Step two, retrieving a name data in the index data structure, as shown in fig. 4, including the following steps:

step 2-7: the name data retrieval operation ends.

Example (b): the indexing data structure based on the neural network and the data retrieval method thereof are deployed and realized on a computer configured as Intel Xeon E5-1650 v23.50GHz and DDR 324 GB SDRAM. The name data for training can be collected through a forwarding plane of a named data network in an actual environment, and in a laboratory environment, one hundred million pieces of name data with similar formats are constructed by using common English words and top-level domain names, and a neural network model capable of realizing uniform mapping is obtained through training. In the performance test, considering that the data volume processed by a named data network forwarding plane is in the million level, one million pieces of name data with the same distribution rule are used for testing the performance of the index data structure and the data retrieval method thereof. Experimental results show that the storage consumption of the method is far less than that of the Hash index, the retrieval speed is equivalent to that of the Hash index, and the communication requirement that the misjudgment rate of the current Internet is lower than 1% can be met. Therefore, the index data structure based on the neural network and the data retrieval method thereof, which are designed by the invention, can improve the storage efficiency under the condition of ensuring the retrieval speed and the misjudgment probability, and have good performance.

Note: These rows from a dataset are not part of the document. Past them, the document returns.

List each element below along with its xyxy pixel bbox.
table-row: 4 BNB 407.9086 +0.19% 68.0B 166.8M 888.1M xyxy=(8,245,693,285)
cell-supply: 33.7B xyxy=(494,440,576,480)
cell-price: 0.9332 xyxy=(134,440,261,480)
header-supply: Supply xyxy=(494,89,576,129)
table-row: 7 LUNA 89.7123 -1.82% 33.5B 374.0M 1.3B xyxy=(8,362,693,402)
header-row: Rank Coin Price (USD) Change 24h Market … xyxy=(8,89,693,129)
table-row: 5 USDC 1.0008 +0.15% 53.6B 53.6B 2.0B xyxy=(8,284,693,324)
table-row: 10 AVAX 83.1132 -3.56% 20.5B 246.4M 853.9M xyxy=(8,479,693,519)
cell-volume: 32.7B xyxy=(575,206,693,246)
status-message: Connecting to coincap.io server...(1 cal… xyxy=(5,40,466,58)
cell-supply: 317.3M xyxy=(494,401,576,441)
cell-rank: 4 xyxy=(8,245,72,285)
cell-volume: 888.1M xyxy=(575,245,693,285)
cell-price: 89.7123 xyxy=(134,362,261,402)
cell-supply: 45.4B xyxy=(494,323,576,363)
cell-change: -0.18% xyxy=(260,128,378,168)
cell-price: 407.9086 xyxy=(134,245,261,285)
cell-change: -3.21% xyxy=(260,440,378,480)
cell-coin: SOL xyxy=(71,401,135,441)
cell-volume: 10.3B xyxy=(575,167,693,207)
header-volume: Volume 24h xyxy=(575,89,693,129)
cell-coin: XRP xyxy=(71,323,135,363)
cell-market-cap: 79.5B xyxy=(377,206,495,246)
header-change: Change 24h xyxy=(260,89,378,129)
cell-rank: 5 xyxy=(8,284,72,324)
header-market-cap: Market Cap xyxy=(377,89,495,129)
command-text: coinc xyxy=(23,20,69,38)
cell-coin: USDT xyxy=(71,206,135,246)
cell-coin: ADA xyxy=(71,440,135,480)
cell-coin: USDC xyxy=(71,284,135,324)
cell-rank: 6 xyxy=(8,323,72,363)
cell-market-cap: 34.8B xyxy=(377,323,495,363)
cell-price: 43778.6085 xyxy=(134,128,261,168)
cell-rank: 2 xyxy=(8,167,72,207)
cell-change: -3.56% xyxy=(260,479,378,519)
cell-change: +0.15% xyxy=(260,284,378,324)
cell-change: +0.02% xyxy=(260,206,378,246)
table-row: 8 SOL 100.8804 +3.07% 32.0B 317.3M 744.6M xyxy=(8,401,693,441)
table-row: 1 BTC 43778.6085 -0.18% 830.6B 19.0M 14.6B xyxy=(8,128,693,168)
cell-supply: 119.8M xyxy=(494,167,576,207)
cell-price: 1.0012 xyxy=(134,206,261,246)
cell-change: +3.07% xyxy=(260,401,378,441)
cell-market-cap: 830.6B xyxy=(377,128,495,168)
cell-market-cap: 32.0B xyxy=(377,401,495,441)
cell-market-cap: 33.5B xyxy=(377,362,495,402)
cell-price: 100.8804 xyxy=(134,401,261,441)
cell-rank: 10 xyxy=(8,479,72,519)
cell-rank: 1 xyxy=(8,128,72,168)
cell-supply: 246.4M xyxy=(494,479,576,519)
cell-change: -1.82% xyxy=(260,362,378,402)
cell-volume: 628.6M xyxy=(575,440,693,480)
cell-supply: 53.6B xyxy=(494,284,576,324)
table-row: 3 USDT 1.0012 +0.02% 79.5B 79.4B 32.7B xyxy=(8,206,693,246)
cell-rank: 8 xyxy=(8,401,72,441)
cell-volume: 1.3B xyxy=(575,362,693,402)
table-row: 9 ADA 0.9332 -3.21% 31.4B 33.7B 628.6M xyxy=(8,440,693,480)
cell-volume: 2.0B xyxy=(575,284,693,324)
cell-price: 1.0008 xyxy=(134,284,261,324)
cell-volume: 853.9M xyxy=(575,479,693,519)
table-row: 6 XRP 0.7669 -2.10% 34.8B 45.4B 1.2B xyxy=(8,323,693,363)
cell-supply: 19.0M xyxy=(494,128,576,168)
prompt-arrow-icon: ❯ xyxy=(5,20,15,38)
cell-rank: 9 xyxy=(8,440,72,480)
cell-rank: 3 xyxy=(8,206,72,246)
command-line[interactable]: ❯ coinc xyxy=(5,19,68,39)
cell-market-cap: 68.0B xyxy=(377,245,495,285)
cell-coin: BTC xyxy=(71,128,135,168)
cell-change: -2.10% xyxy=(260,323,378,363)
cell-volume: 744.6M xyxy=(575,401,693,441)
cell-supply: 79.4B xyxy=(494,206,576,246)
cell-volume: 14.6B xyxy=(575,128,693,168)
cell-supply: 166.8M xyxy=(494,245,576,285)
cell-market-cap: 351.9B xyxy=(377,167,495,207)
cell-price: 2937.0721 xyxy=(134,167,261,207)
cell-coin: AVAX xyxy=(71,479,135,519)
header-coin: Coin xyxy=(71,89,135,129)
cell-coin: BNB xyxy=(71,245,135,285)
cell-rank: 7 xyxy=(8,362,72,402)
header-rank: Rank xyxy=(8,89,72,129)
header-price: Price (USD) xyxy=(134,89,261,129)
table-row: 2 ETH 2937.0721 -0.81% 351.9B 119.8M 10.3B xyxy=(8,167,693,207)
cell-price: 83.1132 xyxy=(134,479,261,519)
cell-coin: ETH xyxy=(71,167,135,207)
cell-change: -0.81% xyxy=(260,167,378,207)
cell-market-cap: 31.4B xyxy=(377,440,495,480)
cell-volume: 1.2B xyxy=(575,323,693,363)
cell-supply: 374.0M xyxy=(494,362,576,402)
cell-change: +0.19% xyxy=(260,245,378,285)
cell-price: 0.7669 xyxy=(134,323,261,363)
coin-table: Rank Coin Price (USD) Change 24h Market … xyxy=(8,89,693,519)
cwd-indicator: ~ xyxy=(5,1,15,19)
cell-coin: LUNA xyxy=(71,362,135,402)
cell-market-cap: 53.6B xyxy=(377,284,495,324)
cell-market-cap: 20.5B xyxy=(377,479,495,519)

While the present invention has been described with reference to the accompanying drawings, the present invention is not limited to the above-described embodiments, which are illustrative only and not restrictive, and various modifications which do not depart from the spirit of the present invention and which are intended to be covered by the claims of the present invention may be made by those skilled in the art.

Claims

1. A data retrieval method based on the index data structure of the neural network, the index data structure adopted includes data mapping unit and dynamic index unit; the data mapping unit is a data mapping unit based on a neural network model, name data in a named data network are collected as samples, cumulative distribution function values of the name data are calculated to serve as labels, a back propagation neural network is trained according to the samples and the labels, and the neural network model is obtained and used for mapping the name data to be retrieved to corresponding positions in an improved bitmap data structure; the dynamic index unit is based on the dynamic index unit of the improved bitmap data structure, averagely divides the traditional bitmap data structure into a plurality of barrels, expands the size of each groove in each barrel to obtain the improved bitmap data structure with dynamic labels, and records the improved bitmap data structure as D-bitmap for storing the address offset corresponding to the name data to be retrieved;

the data retrieval method is characterized by comprising the steps of inserting data into an index data structure, and retrieving the data of the index data structure after the data are inserted; the method comprises the following specific steps:

step 1-8: the name data insertion operation is finished;

step 2-7: the name data retrieval operation ends.